About the Play:
GLAAD Media Award for Outstanding New York Theater
BASH'd: A Gay Rap Opera is a full-length comedy by Chris
Craddock and Nathan Cuckow. This musical, told entirely in
rap and spoken word poetry, tells the story of Jack and Dillon, a gay
couple who meet and fall in love. When Jack is brutally bashed,
Dillon hits the streets looking for revenge. Not since Coleridge's
Rime of the Ancient Mariner has a narrative poem inspired such
empathy in the hearts and minds of its audience.
BASH'd chronicles the tale of naïve small-town boy Dillon who meets the sophisticated urban
Jack in a gay bar, it's love at first sight, and not just for a
one-night stand either! While these star-crossed lovers manage to
bring their initially dubious if not downright disowning families
together in celebration of their marriage, their unblemished love
certainly hasn't changed the world — quite on the contrary. When
Jack becomes the victim of a gay-bashing, Dillon sets out on an
indiscriminate rampage of revenge. Unfortunately, the straight men he
takes on are neither particularly homophobic, nor are they exactly
itching for a fight, and the scene quickly turns ugly, teetering on
the verge of a slaughter of the innocent until the police intervene.

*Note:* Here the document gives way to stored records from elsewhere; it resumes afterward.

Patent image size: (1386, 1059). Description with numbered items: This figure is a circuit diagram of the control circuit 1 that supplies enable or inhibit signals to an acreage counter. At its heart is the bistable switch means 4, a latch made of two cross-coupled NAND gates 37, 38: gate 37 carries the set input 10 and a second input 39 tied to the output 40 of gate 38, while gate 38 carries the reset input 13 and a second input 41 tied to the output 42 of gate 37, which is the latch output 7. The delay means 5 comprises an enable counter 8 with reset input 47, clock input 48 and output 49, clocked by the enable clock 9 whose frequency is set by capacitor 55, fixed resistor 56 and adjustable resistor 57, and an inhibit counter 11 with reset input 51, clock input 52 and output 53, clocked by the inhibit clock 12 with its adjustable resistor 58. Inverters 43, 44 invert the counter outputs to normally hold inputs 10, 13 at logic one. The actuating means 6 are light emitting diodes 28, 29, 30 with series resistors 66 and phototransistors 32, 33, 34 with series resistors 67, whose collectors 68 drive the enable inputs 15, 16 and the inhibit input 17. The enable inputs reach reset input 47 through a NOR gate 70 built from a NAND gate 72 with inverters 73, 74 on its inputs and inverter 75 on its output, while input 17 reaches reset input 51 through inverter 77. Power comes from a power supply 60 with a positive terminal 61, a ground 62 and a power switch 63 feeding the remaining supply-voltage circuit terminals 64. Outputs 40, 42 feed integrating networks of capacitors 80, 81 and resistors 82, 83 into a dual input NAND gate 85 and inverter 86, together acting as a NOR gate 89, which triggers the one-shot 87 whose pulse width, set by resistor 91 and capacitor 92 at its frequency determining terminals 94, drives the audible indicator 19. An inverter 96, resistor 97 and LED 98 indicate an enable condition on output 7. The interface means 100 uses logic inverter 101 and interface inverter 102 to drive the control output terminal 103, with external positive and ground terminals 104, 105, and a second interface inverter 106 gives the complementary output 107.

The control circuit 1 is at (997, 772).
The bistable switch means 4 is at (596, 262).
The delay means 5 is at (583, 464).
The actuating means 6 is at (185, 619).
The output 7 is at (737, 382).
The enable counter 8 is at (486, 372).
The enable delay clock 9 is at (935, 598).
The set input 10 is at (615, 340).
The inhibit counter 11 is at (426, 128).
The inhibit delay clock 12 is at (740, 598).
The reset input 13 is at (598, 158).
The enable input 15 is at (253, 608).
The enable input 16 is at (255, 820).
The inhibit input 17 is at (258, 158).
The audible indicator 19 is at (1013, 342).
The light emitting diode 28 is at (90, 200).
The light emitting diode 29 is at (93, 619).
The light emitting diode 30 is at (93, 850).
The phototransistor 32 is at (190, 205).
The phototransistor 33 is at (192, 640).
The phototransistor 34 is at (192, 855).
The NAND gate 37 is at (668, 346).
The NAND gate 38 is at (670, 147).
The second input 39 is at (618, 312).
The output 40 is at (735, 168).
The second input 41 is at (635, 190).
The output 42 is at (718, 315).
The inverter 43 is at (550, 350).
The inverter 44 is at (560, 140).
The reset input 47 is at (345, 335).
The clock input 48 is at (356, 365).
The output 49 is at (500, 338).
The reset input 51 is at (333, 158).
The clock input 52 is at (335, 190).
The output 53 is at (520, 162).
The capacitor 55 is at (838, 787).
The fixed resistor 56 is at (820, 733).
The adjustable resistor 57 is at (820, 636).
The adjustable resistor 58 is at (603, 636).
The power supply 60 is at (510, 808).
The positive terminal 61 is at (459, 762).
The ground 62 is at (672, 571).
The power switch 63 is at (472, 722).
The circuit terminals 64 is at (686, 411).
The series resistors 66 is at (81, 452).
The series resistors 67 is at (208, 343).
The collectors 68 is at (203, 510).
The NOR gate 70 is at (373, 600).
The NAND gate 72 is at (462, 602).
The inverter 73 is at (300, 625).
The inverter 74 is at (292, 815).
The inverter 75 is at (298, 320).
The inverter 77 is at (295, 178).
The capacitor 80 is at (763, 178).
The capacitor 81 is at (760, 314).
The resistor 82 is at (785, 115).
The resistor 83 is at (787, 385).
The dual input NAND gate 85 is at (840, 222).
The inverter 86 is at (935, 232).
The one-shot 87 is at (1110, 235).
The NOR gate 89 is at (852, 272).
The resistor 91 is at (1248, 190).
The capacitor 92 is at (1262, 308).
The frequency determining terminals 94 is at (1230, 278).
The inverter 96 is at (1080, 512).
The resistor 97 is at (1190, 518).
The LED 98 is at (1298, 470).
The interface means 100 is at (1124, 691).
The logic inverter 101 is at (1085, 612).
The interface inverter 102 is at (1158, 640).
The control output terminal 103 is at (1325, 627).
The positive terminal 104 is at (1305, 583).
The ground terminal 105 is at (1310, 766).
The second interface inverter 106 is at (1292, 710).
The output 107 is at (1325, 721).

Realizing too late that two wrongs don't make a right, the lovers,
wrapped in each other's arms, die in a hail of bullets. Arriving in
heaven, much to their contrite surprise, the creator fits the souls
of these two Romeos with a set of wings and sends them on a mission
of redemption. Condemned to wander the earth and tell their
cautionary tale forever to whomever will listen. While the goal of
BASH'd is first and foremost to tell an engaging gay love
story, it also flips the music industry's gangsta stereotype of rap
music on its head and returns it to its political roots — in this
case to explore the dangers of the kind of attitudes that continue to
condone and even encourage sexual discrimination of all kinds in our
society.
BASH'd played an award-winning run at the 2007 Toronto
Fringe Festival. It was a super-hit at the 2007 New York
International Fringe Festival and transferred to a four-month
commercial run Off-Broadway at Zipper Theatre in New York City,
winning a GLADD (Gay and Lesbian Alliance Against Defamation) media
award in 2008. It has received huge critical enthralling wildly
enthusiast audiences all over North America with the rap opera rhymes
of this tragic tale ever since.
Cast: 2 male
What people say:
"Great music and comic
performances with a story that is ultimately quite dark, dramatic and
moving. … Though it’s not a new show, BASH'd
remains relevant and speaks to the complexities of the fight for
equality." — Edmonton Sun
"BASH'd is
furious, fast-moving, hip-hop entertainment! As one of the lyrics
proclaims, 'it's Romeo meets Romeo,' complete with an ample supply of
scatological language, swaggering attitude and a keen, often
hilarious sense of observation about gay life." —
Associated Press
"BASH'd is
brilliant … this is a show you don't dare miss." —
Toronto Star
"Audiences should be impressed
by the passion of its convictions. The production … shows its rage,
its grief, and its driven, heartfelt determination." — The
New York Times
"Besides being hugely
imaginative, energized, and brash, BASH'd is
also very, very funny." — Calgary Herald
"The idiosyncrasies of gay
life are displayed vividly (and sometimes in raunchy detail) as
Craddock and Cuckow snap from character to character, creating a
world full of aggressive drag queens, disdainful lesbians, macho
conservative dads, wayward straight boys and one pitch-perfect,
loving-but-cringing mother." — New York Daily News
About the Playwright:
Chris Craddock is an Edmonton-based actor, producer and
writer. His theatre work has been recognized with four Sterling
Awards and two Dora Mavor Moore Awards. Craddock graduated from the
University of Alberta's BFA Acting Program in 1996 and since then he
has worked on stages all across Canada.
Nathan Cuckow is an award-winning actor, producer,
playwright and a co-artistic director of Edmonton's critically
acclaimed theatre company Kill Your Television. Born and raised in
Calgary, Cuckow moved to New York City at the age of nineteen and
studied at the American Musical and Dramatic Academy. Upon
graduating, he worked as an administrator in the Education Outreach
program for Tony Randall's National Actors Theatre for the Broadway
production of The Sunshine Boys. Cuckow returned to Canada in 1998
and has since then called Edmonton home.